What is the Tower of Babel? According to the English Standard Version, Genesis 11 depicts its planners contemplating “a tower with its top in the heavens,” saying “let us make a name for ourselves, lest we be dispersed over the face of the earth.” This directly contradicts God’s post-flood command in Genesis 9 to “Be fruitful and multiply, teem on the earth and multiply in it.” God responds to the builders in chapter 11 by saying, “Behold, they are one people, and they have all one language, and this is only the beginning of what they will do. And nothing that they propose to do now will be impossible for them. Come, let us go down and there confuse their language, so that they may not understand one another’s speech.” And God does so, dispersing them over the face of the known world.

This is why Nimrod is the first face encountered in the ninth circle—a circle which ends with Satan in chains. This is the circle of treachery, of the treasonous, and Nimrod stands at the inception of the lowest and darkest realm of Dante’s infernal structure.

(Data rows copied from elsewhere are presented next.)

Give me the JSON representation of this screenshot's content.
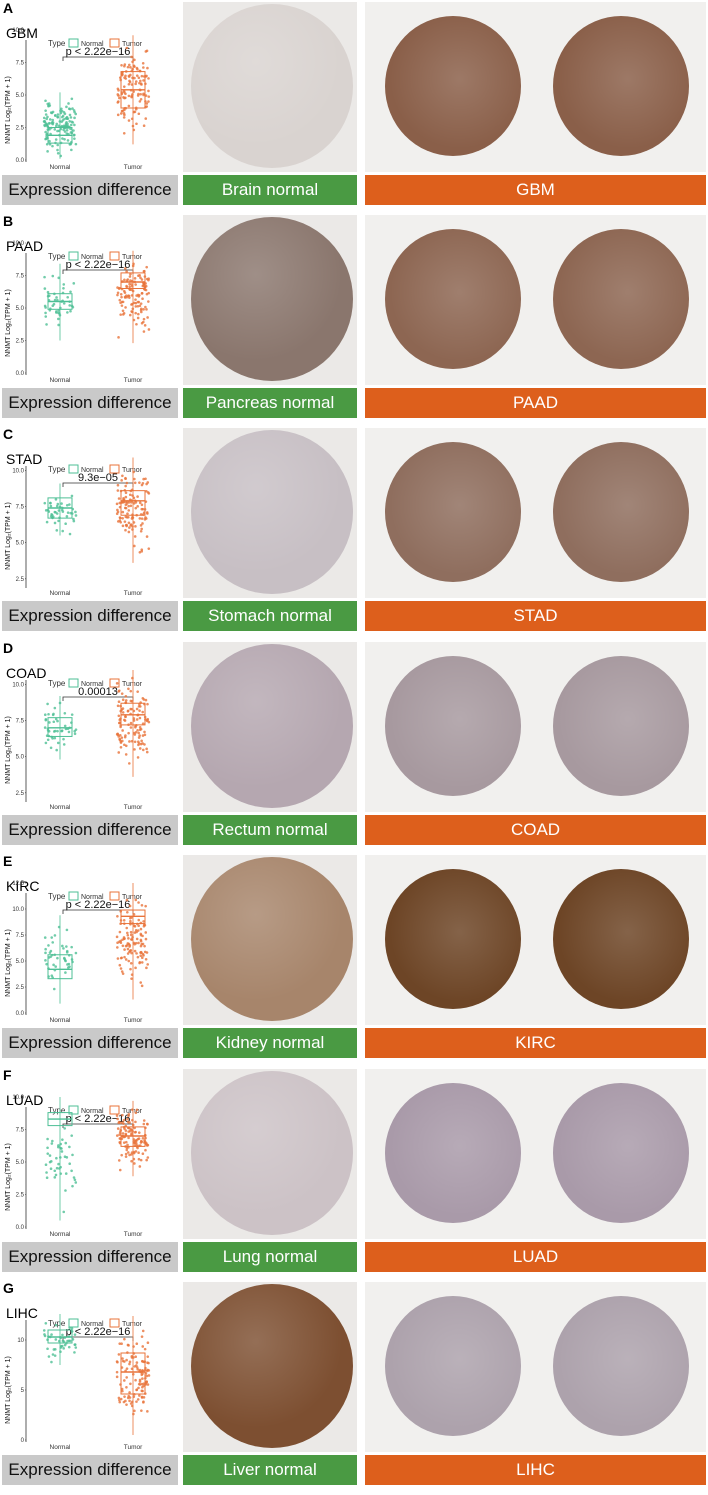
{
  "figure": {
    "type_label": "Type",
    "legend": {
      "normal": "Normal",
      "tumor": "Tumor"
    },
    "ylabel": "NNMT Log₂(TPM + 1)",
    "left_label": "Expression difference",
    "colors": {
      "normal": "#4dbf95",
      "tumor": "#e8733a",
      "green": "#4a9a43",
      "orange": "#dd5f1c"
    }
  },
  "panels": [
    {
      "letter": "A",
      "name": "GBM",
      "pvalue": "p < 2.22e−16",
      "normal_label": "Brain normal",
      "tumor_label": "GBM",
      "chart_data": {
        "type": "box",
        "categories": [
          "Normal",
          "Tumor"
        ],
        "ylim": [
          0,
          10
        ],
        "yticks": [
          "0.0",
          "2.5",
          "5.0",
          "7.5",
          "10.0"
        ],
        "series": [
          {
            "name": "Normal",
            "q1": 1.3,
            "median": 1.9,
            "q3": 2.5,
            "min": 0.1,
            "max": 5.2
          },
          {
            "name": "Tumor",
            "q1": 4.0,
            "median": 5.4,
            "q3": 6.8,
            "min": 1.2,
            "max": 9.6
          }
        ]
      },
      "tissue": {
        "normal": "#d9d3d0",
        "tumor": "#8a5f49"
      }
    },
    {
      "letter": "B",
      "name": "PAAD",
      "pvalue": "p < 2.22e−16",
      "normal_label": "Pancreas normal",
      "tumor_label": "PAAD",
      "chart_data": {
        "type": "box",
        "categories": [
          "Normal",
          "Tumor"
        ],
        "ylim": [
          0,
          10
        ],
        "yticks": [
          "0.0",
          "2.5",
          "5.0",
          "7.5",
          "10.0"
        ],
        "series": [
          {
            "name": "Normal",
            "q1": 4.9,
            "median": 5.5,
            "q3": 6.1,
            "min": 2.5,
            "max": 8.4
          },
          {
            "name": "Tumor",
            "q1": 6.5,
            "median": 7.0,
            "q3": 7.7,
            "min": 2.3,
            "max": 9.4
          }
        ]
      },
      "tissue": {
        "normal": "#8a766d",
        "tumor": "#8d6652"
      }
    },
    {
      "letter": "C",
      "name": "STAD",
      "pvalue": "9.3e−05",
      "normal_label": "Stomach normal",
      "tumor_label": "STAD",
      "chart_data": {
        "type": "box",
        "categories": [
          "Normal",
          "Tumor"
        ],
        "ylim": [
          2.0,
          11.0
        ],
        "yticks": [
          "2.5",
          "5.0",
          "7.5",
          "10.0"
        ],
        "series": [
          {
            "name": "Normal",
            "q1": 6.7,
            "median": 7.4,
            "q3": 8.1,
            "min": 5.5,
            "max": 9.1
          },
          {
            "name": "Tumor",
            "q1": 6.9,
            "median": 7.9,
            "q3": 8.6,
            "min": 3.6,
            "max": 10.9
          }
        ]
      },
      "tissue": {
        "normal": "#c7bfc4",
        "tumor": "#8f6e5e"
      }
    },
    {
      "letter": "D",
      "name": "COAD",
      "pvalue": "0.00013",
      "normal_label": "Rectum normal",
      "tumor_label": "COAD",
      "chart_data": {
        "type": "box",
        "categories": [
          "Normal",
          "Tumor"
        ],
        "ylim": [
          2.0,
          11.0
        ],
        "yticks": [
          "2.5",
          "5.0",
          "7.5",
          "10.0"
        ],
        "series": [
          {
            "name": "Normal",
            "q1": 6.4,
            "median": 7.0,
            "q3": 7.7,
            "min": 4.8,
            "max": 9.2
          },
          {
            "name": "Tumor",
            "q1": 7.2,
            "median": 7.9,
            "q3": 8.7,
            "min": 3.6,
            "max": 11.0
          }
        ]
      },
      "tissue": {
        "normal": "#b5a7b0",
        "tumor": "#a7999f"
      }
    },
    {
      "letter": "E",
      "name": "KIRC",
      "pvalue": "p < 2.22e−16",
      "normal_label": "Kidney normal",
      "tumor_label": "KIRC",
      "chart_data": {
        "type": "box",
        "categories": [
          "Normal",
          "Tumor"
        ],
        "ylim": [
          0,
          12.5
        ],
        "yticks": [
          "0.0",
          "2.5",
          "5.0",
          "7.5",
          "10.0",
          "12.5"
        ],
        "series": [
          {
            "name": "Normal",
            "q1": 3.3,
            "median": 4.2,
            "q3": 5.6,
            "min": 0.9,
            "max": 9.4
          },
          {
            "name": "Tumor",
            "q1": 8.6,
            "median": 9.3,
            "q3": 9.9,
            "min": 1.3,
            "max": 12.5
          }
        ]
      },
      "tissue": {
        "normal": "#a7856b",
        "tumor": "#6d4526"
      }
    },
    {
      "letter": "F",
      "name": "LUAD",
      "pvalue": "p < 2.22e−16",
      "normal_label": "Lung normal",
      "tumor_label": "LUAD",
      "chart_data": {
        "type": "box",
        "categories": [
          "Normal",
          "Tumor"
        ],
        "ylim": [
          0,
          10
        ],
        "yticks": [
          "0.0",
          "2.5",
          "5.0",
          "7.5",
          "10.0"
        ],
        "series": [
          {
            "name": "Normal",
            "q1": 7.8,
            "median": 8.3,
            "q3": 8.8,
            "min": 0.5,
            "max": 10.0
          },
          {
            "name": "Tumor",
            "q1": 6.2,
            "median": 7.0,
            "q3": 7.7,
            "min": 3.9,
            "max": 9.7
          }
        ]
      },
      "tissue": {
        "normal": "#ccc2c6",
        "tumor": "#a99aa9"
      }
    },
    {
      "letter": "G",
      "name": "LIHC",
      "pvalue": "p < 2.22e−16",
      "normal_label": "Liver normal",
      "tumor_label": "LIHC",
      "chart_data": {
        "type": "box",
        "categories": [
          "Normal",
          "Tumor"
        ],
        "ylim": [
          0,
          13
        ],
        "yticks": [
          "0",
          "5",
          "10"
        ],
        "series": [
          {
            "name": "Normal",
            "q1": 9.7,
            "median": 10.3,
            "q3": 11.0,
            "min": 7.5,
            "max": 12.6
          },
          {
            "name": "Tumor",
            "q1": 4.6,
            "median": 6.8,
            "q3": 8.7,
            "min": 0.5,
            "max": 12.4
          }
        ]
      },
      "tissue": {
        "normal": "#7d4f31",
        "tumor": "#ada2ac"
      }
    }
  ]
}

It seems fair to say that this extended sense of “treachery” is the ultimate sin for Dante. While I certainly believe that the crime of Satan is linked to that of Nimrod, I don’t much respond to the word “treachery” as a label. It might be because I live in a more individualistic, less nationalistic world than Dante. I rank many qualities in myself above my identification with America, and I don’t identify with any particular religion or political party. So I read Nimrod’s sin—and, by extension Satan’s and the ultimate sin of the Bible—as the presumption of reaching beyond one’s divinely established authority and essence.

The story of Babel has always left a strange impression on me, especially concerning this “crime against authority and essence.” Humankind—in an attempt to upset the system of authority reinforced by God through the flood—erects a tower, a physical monument representing humanity “making a name” for itself. In the first ten chapters of the Bible, humans have only named animals, geographical locations, and their children (whom God occasionally renames when he sees fit). It is God who “makes a name” for humanity, who establishes its identity. He alone wields the authority to define the human essence. When humanity tries to do so for themselves, God intervenes to restore His order, forcing them to follow his earlier command.

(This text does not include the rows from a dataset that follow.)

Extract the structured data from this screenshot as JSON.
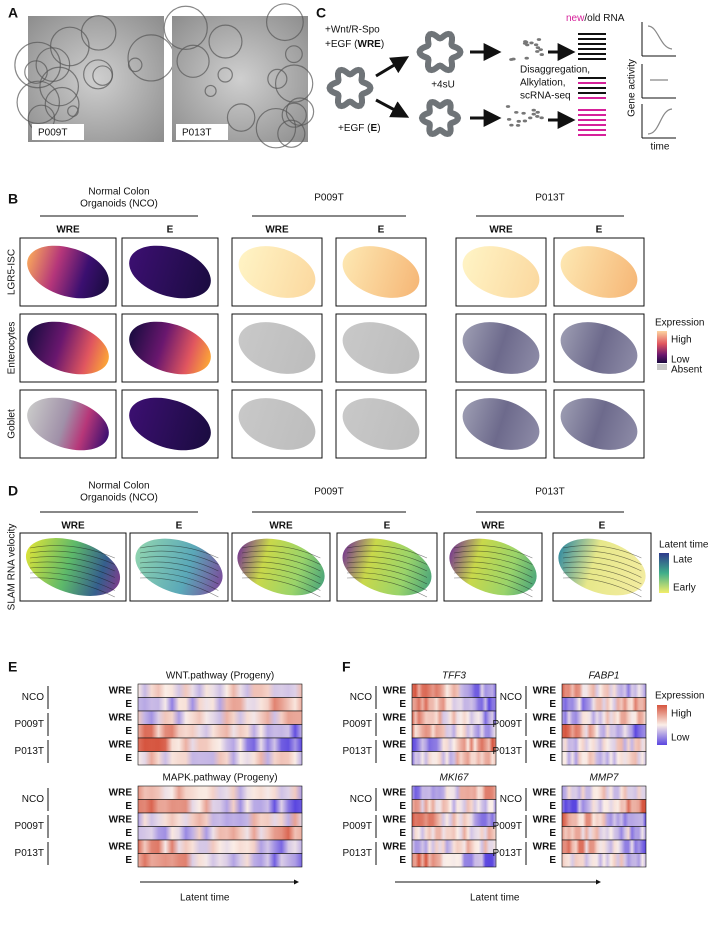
{
  "panel_a": {
    "label": "A",
    "samples": [
      "P009T",
      "P013T"
    ]
  },
  "panel_c": {
    "label": "C",
    "wre_treatment": {
      "line1": "+Wnt/R-Spo",
      "prefix": "+EGF (",
      "bold": "WRE",
      "suffix": ")"
    },
    "e_treatment": {
      "prefix": "+EGF (",
      "bold": "E",
      "suffix": ")"
    },
    "label_4su": "+4sU",
    "processing": [
      "Disaggregation,",
      "Alkylation,",
      "scRNA-seq"
    ],
    "rna_new": "new",
    "rna_rest": "/old RNA",
    "y_axis": "Gene activity",
    "x_axis": "time"
  },
  "groups": [
    {
      "name_lines": [
        "Normal Colon",
        "Organoids (NCO)"
      ]
    },
    {
      "name_lines": [
        "P009T"
      ]
    },
    {
      "name_lines": [
        "P013T"
      ]
    }
  ],
  "conditions": [
    "WRE",
    "E"
  ],
  "panel_b": {
    "label": "B",
    "rows": [
      "LGR5-ISC",
      "Enterocytes",
      "Goblet"
    ],
    "legend": {
      "title": "Expression",
      "high": "High",
      "low": "Low",
      "absent": "Absent"
    }
  },
  "panel_d": {
    "label": "D",
    "row_label": "SLAM RNA velocity",
    "legend": {
      "title": "Latent time",
      "late": "Late",
      "early": "Early"
    }
  },
  "panel_e": {
    "label": "E",
    "heatmaps": [
      "WNT.pathway (Progeny)",
      "MAPK.pathway (Progeny)"
    ],
    "sample_labels": [
      "NCO",
      "P009T",
      "P013T"
    ],
    "axis": "Latent time"
  },
  "panel_f": {
    "label": "F",
    "genes": [
      "TFF3",
      "FABP1",
      "MKI67",
      "MMP7"
    ],
    "axis": "Latent time",
    "legend": {
      "title": "Expression",
      "high": "High",
      "low": "Low"
    }
  }
}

For me, Dante’s Nimrod is the absolute essence of what it means to sin. Consider Eve, whose sin was grounded in a mistrust and dissatisfaction with the established order in Eden. She attempts to reject and re-establish this hierarchy to her own liking—to possess knowledge reserved for God’s knowing, to make decisions reserved for God’s making. Consider Satan, who sought to transcend his role as the beautiful archangel and sit in the throne of God.

Marked

Dante’s Nimrod speaks a language spoken only by himself. Thus, “Raphèl maí amèche zabí almi” functionally means nothing. Nothing, that is, beyond what Nimrod represents: Babel, a monument glorifying the logic of the angelic Fall in heaven and the dreams of the human Fall in Eden. This is why Virgil’s only comment on the utterance is “He doth himself accuse,” and later, “Here let us leave him and not speak in vain.” Literary critics have debated the meaning of Nimrod’s line for years, but Virgil knows that its only useful interpretation is self-accusation.

So I got the tattoo. No matter who I am or what I believe in ten years, I want to remember that Evangelical Christianity was my all-consuming context until early adulthood. It’s a context from which I’ve tried to escape, even though I know it will always be a part of me. And I know that I, like Nimrod, have worked all too hard to purposefully define myself apart from that context. When I lived within it, Dante gave me some of the most helpful terms and images to help me understand my reality. And as I live without it, I never want to forget those terms and images. They still help me define myself.

When I deny the world I was raised in, I’m full of assumptions and void of answers. When I try to fully abandon my past, I lose myself fully. And I am brought back only when I catch a glimpse of my tattoo in the mirror. It whispers my own self-accusation, reminding me that all of my most articulate declarations, passions, and prayers throughout my life can be summarized in five words: “Raphèl maí amèche zabí almi.”